Novel features of these results are the description of the length of the latent period before stimulation of muscle protein synthesis by amino acids and the observation of the reduction in the synthetic rate to basal values, neither of which was previously known. The existence of the reduction makes sense, both in terms of our previous knowledge and teleologically. Overfeeding protein does not increase the size of the lean body mass, and amino acids supplied in excess of the requirements of protein synthesis are simply oxidized (Motil et al. 1981; Price et al. 1994) and their carbon skeletons used for fuel or stored as fat. The rise in plasma urea observed in this study supports this interpretation.

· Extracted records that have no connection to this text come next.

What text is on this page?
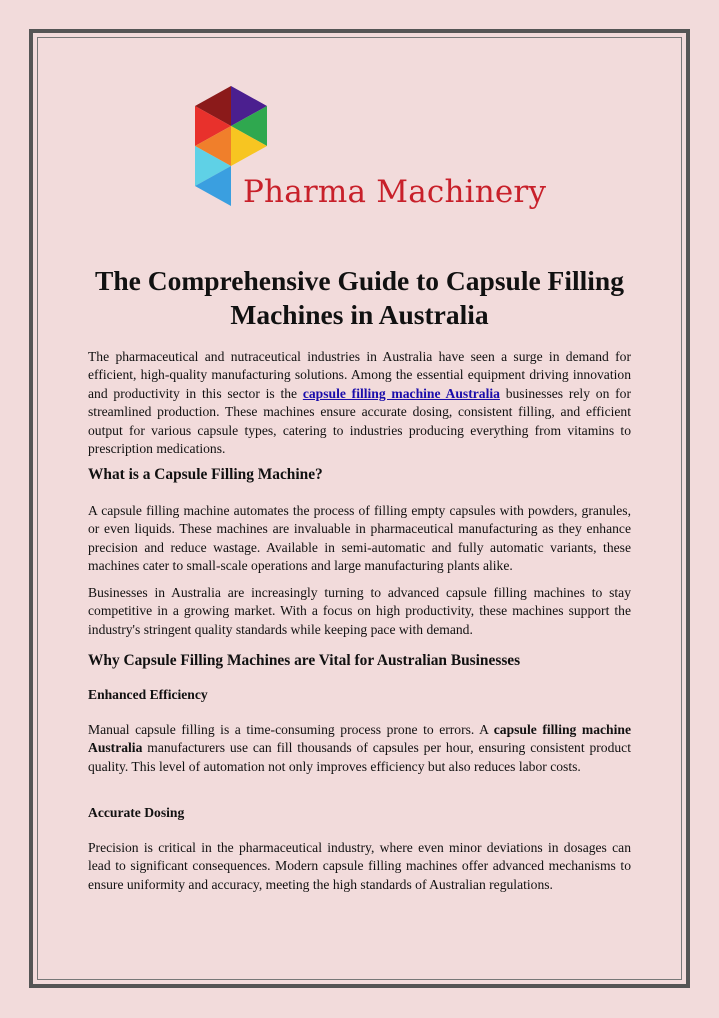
Pharma Machinery
The Comprehensive Guide to Capsule Filling Machines in Australia

The pharmaceutical and nutraceutical industries in Australia have seen a surge in demand for efficient, high-quality manufacturing solutions. Among the essential equipment driving innovation and productivity in this sector is the capsule filling machine Australia businesses rely on for streamlined production. These machines ensure accurate dosing, consistent filling, and efficient output for various capsule types, catering to industries producing everything from vitamins to prescription medications.

What is a Capsule Filling Machine?

A capsule filling machine automates the process of filling empty capsules with powders, granules, or even liquids. These machines are invaluable in pharmaceutical manufacturing as they enhance precision and reduce wastage. Available in semi-automatic and fully automatic variants, these machines cater to small-scale operations and large manufacturing plants alike.

Businesses in Australia are increasingly turning to advanced capsule filling machines to stay competitive in a growing market. With a focus on high productivity, these machines support the industry's stringent quality standards while keeping pace with demand.

Why Capsule Filling Machines are Vital for Australian Businesses
Enhanced Efficiency

Manual capsule filling is a time-consuming process prone to errors. A capsule filling machine Australia manufacturers use can fill thousands of capsules per hour, ensuring consistent product quality. This level of automation not only improves efficiency but also reduces labor costs.

Accurate Dosing

Precision is critical in the pharmaceutical industry, where even minor deviations in dosages can lead to significant consequences. Modern capsule filling machines offer advanced mechanisms to ensure uniformity and accuracy, meeting the high standards of Australian regulations.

The mechanism of the fall in muscle protein synthesis is unknown. Our data showed that there was a marked rise in the availability of plasma insulin during the early part of the amino acid infusion but that plasma insulin concentration fell thereafter. The rise and fall of plasma insulin are somewhat similar in their extent and duration to the rise and fall of the rate of muscle protein synthesis, consistent with there being a causal link. The question of whether or not insulin stimulates muscle protein synthesis remains somewhat controversial with not all authors agreeing (Gelfand & Barrett, 1986; Bennet et al. 1990; Biolo et al. 1995; Biolo et al. 1999). However, in our view, although insulin may increase muscle protein synthesis in the presence of a sufficiency of amino acids this effect is mainly permissive with the major effect of insulin being to decrease muscle protein breakdown. In more recent, preliminary studies (J. Bohé, J. F. A. Low, R. R. Wolfe and M. J. Rennie, unpublished observations) in which we infused amino acids at three different rates between 43 and 261 mg kg-1 h-1, we observed increases in muscle synthesis of the same order as seen here with a 3-fold range of insulin values, supporting the view that insulin is mainly permissive above a certain relatively low value. In our opinion, the major anabolic drive occurring when amino acid availability is increased is the amino acid concentration per se, and this is supported by the findings that insulin plays little part in the meal-induced increase in muscle synthesis seen in rats (Yoshizawa et al. 1997, 1998). However, this interpretation requires that some signalling pathways initially stimulated by increased amino acid availability are later turned off or inhibited. The most likely candidates include the eukaryotic initiation factors, which have been shown to be activated by increasing the availability of amino acids to rat muscle both in vivo and in vitro (Yoshizawa et al. 1998; Vary et al. 1999). It may be that there is some feedback mechanism, which effectively inhibits the amino acid stimulation of the initiation of protein synthesis during prolonged amino acid availability. This remains to be tested.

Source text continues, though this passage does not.